Hewlett-Packard is to take an $8bn writedown related to its services business following poor trading at the division.
The services division comprises mainly the former EDS business, which the US technology group bought for almost $14bn in 2008. Pre-tax profits at this division had fallen 27 per cent year on year in the second quarter and Meg Whitman, chief executive of HP, had indicated that she wanted to revamp the operation to focus on fewer, higher-margin contracts.
HP, which is cutting jobs and restructuring in an effort to revive its flagging fortunes, said falls in the company’s share price had prompted it to review the value of its assets.
The company said: “The impairment review stems from the recent trading values of HP’s stock, coupled with market conditions and business trends within the services segment.”

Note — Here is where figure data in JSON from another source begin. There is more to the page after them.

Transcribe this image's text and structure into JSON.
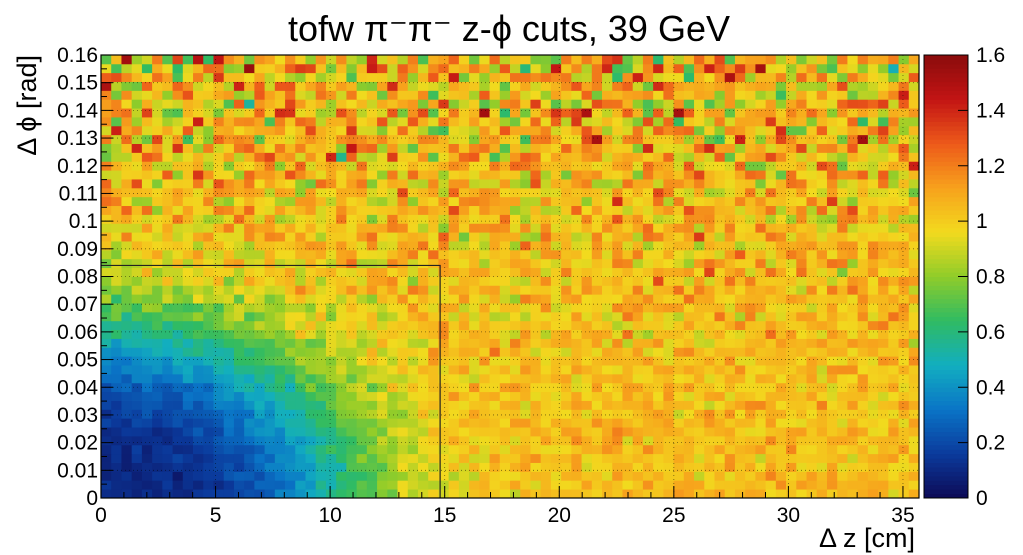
{
  "chart_data": {
    "type": "heatmap",
    "title": "tofw π⁻π⁻  z-ϕ cuts, 39 GeV",
    "xlabel": "Δ z [cm]",
    "ylabel": "Δ ϕ [rad]",
    "xlim": [
      0,
      35.7
    ],
    "ylim": [
      0,
      0.16
    ],
    "x_ticks": [
      "0",
      "5",
      "10",
      "15",
      "20",
      "25",
      "30",
      "35"
    ],
    "x_tick_values": [
      0,
      5,
      10,
      15,
      20,
      25,
      30,
      35
    ],
    "y_ticks": [
      "0",
      "0.01",
      "0.02",
      "0.03",
      "0.04",
      "0.05",
      "0.06",
      "0.07",
      "0.08",
      "0.09",
      "0.1",
      "0.11",
      "0.12",
      "0.13",
      "0.14",
      "0.15",
      "0.16"
    ],
    "y_tick_values": [
      0,
      0.01,
      0.02,
      0.03,
      0.04,
      0.05,
      0.06,
      0.07,
      0.08,
      0.09,
      0.1,
      0.11,
      0.12,
      0.13,
      0.14,
      0.15,
      0.16
    ],
    "zlim": [
      0,
      1.6
    ],
    "z_ticks": [
      "0",
      "0.2",
      "0.4",
      "0.6",
      "0.8",
      "1",
      "1.2",
      "1.4",
      "1.6"
    ],
    "z_tick_values": [
      0,
      0.2,
      0.4,
      0.6,
      0.8,
      1.0,
      1.2,
      1.4,
      1.6
    ],
    "bins": {
      "x": 80,
      "y": 50
    },
    "value_model": {
      "description": "ratio is suppressed near origin (~0.05 at 0,0) rising to ~1.0 beyond dz>10cm or dphi>0.06 rad, with noise growing toward high dphi (red/blue speckle at top)",
      "origin_value": 0.05,
      "plateau_value": 1.0,
      "x_scale_cm": 11.5,
      "y_scale_rad": 0.068
    },
    "cut_box": {
      "dz_max": 14.8,
      "dphi_max": 0.084
    },
    "grid": true,
    "colormap": "ROOT kBird-like rainbow (dark blue → cyan → green → yellow → orange → red)",
    "colors": [
      "#0d0a55",
      "#0b3a9c",
      "#0a74c6",
      "#12aec0",
      "#2fbb63",
      "#8fcc2a",
      "#f2da1e",
      "#f7a21c",
      "#ed5a1a",
      "#c31414",
      "#8a0c0c"
    ]
  }
}
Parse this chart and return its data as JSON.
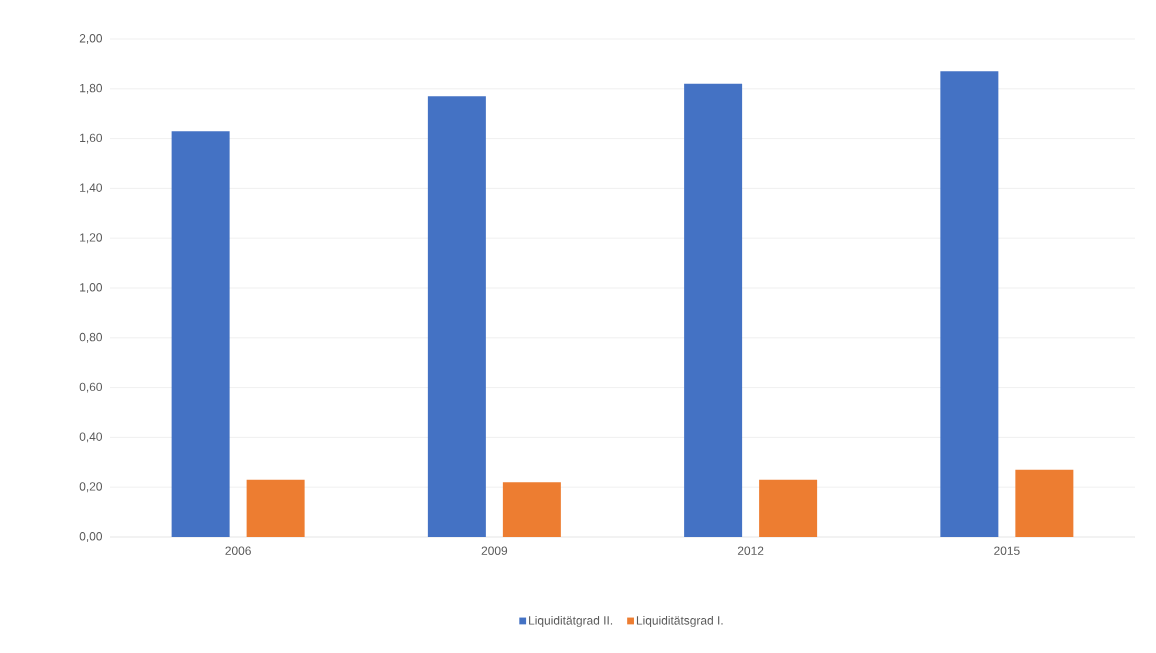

Peter Misek, analyst at Jefferies, said: “I am not surprised that HP had a writedown, but I am surprised at the magnitude of it.”
HP also said it expected to take a pre-tax charge of $1.5bn-$1.7bn in the third quarter related to its redundancy programme. This raised its previous estimate of approximately $1bn, as larger numbers of staff than expected are opting to take the company’s early retirement package. HP is cutting about 27,000 jobs.
HP has also appointed Mike Nefkens, currently senior vice-president and general manager of the services business, as acting head of the division. He replaces John Visentin, who has left the company.
Excluding the writedowns, HP forecast third-quarter fiscal 2012 non-GAAP earnings per share of $1, up from a previous range of $0.94-$0.97.